Raleigh and Fayetteville, N.C. (October 20, 2022) — Governor Roy Cooper visited and toured the Fayetteville State University Early Childhood Learning Center today to highlight the NC Child Care Stabilization Grants. To date, more than $655 million has been distributed to 4,200 child care facilities across the state to support and retain the early educator workforce.
“Investing in early childhood education is one of the most important things we can do for the future of our state,” Governor Cooper said. “These grants are helping provide parents with the time and flexibility to keep and obtain good-paying jobs while ensuring their children are cared for. I commend Fayetteville State University for its commitment to preparing our early childhood educators and providing high-quality early care and learning.”
“Well-trained, educated and compensated early care and learning teachers are at the heart of high-quality child care,” said Kristi Snuggs Ed.D., Deputy Director of the Division of Child Development and Early Education at the North Carolina Department of Health and Human Services. “With the help of historic federal investments, North Carolina and our early childhood programs and teachers have kept child care open through the pandemic so children were learning and parents were working. With federal investments ending soon, now is the time to work together to keep early childhood teachers doing the work they love and attract more well-qualified teachers to the field.”
“We are honored and elated to receive a North Carolina Child Care Stabilization Grant to bolster our facilities and services and to recognize and reward our faculty and students for their crucial work and essential care,” said Chandrika Johnson Ph.D., interim dean of the FSU College of Education. “The College of Education is proud to prepare the next generation of early child care educators and serve our community at the same time through the center.”

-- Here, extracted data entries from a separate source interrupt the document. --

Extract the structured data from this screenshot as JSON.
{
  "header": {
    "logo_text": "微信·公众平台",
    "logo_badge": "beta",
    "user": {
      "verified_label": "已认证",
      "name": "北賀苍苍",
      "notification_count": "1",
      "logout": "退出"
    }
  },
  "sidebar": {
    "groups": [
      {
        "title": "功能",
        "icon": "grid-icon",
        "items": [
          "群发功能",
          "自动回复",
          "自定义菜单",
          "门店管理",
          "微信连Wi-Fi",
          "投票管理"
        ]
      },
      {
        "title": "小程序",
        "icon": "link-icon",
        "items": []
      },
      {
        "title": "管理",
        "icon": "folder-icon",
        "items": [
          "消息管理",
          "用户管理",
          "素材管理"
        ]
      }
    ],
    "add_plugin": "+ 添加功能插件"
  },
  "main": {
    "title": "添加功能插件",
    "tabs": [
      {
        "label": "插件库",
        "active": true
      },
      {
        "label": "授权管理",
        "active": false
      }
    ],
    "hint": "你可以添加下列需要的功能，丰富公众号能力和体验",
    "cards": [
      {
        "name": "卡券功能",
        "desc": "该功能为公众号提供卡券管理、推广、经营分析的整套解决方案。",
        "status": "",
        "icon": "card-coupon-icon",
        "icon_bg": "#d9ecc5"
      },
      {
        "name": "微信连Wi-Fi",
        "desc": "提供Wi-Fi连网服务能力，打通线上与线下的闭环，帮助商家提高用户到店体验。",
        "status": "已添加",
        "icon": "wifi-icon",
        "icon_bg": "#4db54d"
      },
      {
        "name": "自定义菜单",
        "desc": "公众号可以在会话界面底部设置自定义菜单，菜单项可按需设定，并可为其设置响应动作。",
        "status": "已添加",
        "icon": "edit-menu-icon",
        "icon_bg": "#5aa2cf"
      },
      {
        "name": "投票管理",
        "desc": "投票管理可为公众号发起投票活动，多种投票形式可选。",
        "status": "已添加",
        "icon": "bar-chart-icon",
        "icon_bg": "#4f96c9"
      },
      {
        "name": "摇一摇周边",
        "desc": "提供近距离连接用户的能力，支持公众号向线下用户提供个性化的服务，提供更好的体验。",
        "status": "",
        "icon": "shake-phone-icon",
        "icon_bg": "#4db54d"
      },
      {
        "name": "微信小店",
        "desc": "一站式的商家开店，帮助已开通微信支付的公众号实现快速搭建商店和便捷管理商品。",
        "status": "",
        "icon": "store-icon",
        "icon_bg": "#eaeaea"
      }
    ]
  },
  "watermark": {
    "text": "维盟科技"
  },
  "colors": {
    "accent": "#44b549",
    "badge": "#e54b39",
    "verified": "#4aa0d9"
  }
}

“Teaching and learning early in a child’s life are crucial to their overall development and readiness for the next stage of life,” said Jocelyn Smith-Gray E.D., assistant professor of birth through kindergarten and assistant chair of FSU’s Department of Early Childhood, Elementary, Middle Grades, Reading, and Special Education. “We deeply appreciate the confidence in our program this grant represents, and we look forward to giving educators and students the tools and support they need to succeed and make a difference.”
“The College of Education at Fayetteville State has been preparing dynamic and caring educators of the highest caliber since its inception,” said FSU Chancellor Darrell T. Allison. “Our faculty, staff and students are deeply committed to the welfare and well-being of the children and families we serve. The North Carolina Child Care Stabilization Grant is a powerful affirmation of their incredible contributions; we congratulate them for their achievements and look forward to what lies ahead.”
Over the course of the pandemic, a historic $1.9 billion in one-time federal dollars has been invested in NC’s child care system to stabilize it, keeping child care programs across the state open and teachers working.
This funding to support child care programs will be fully expended in October 2023.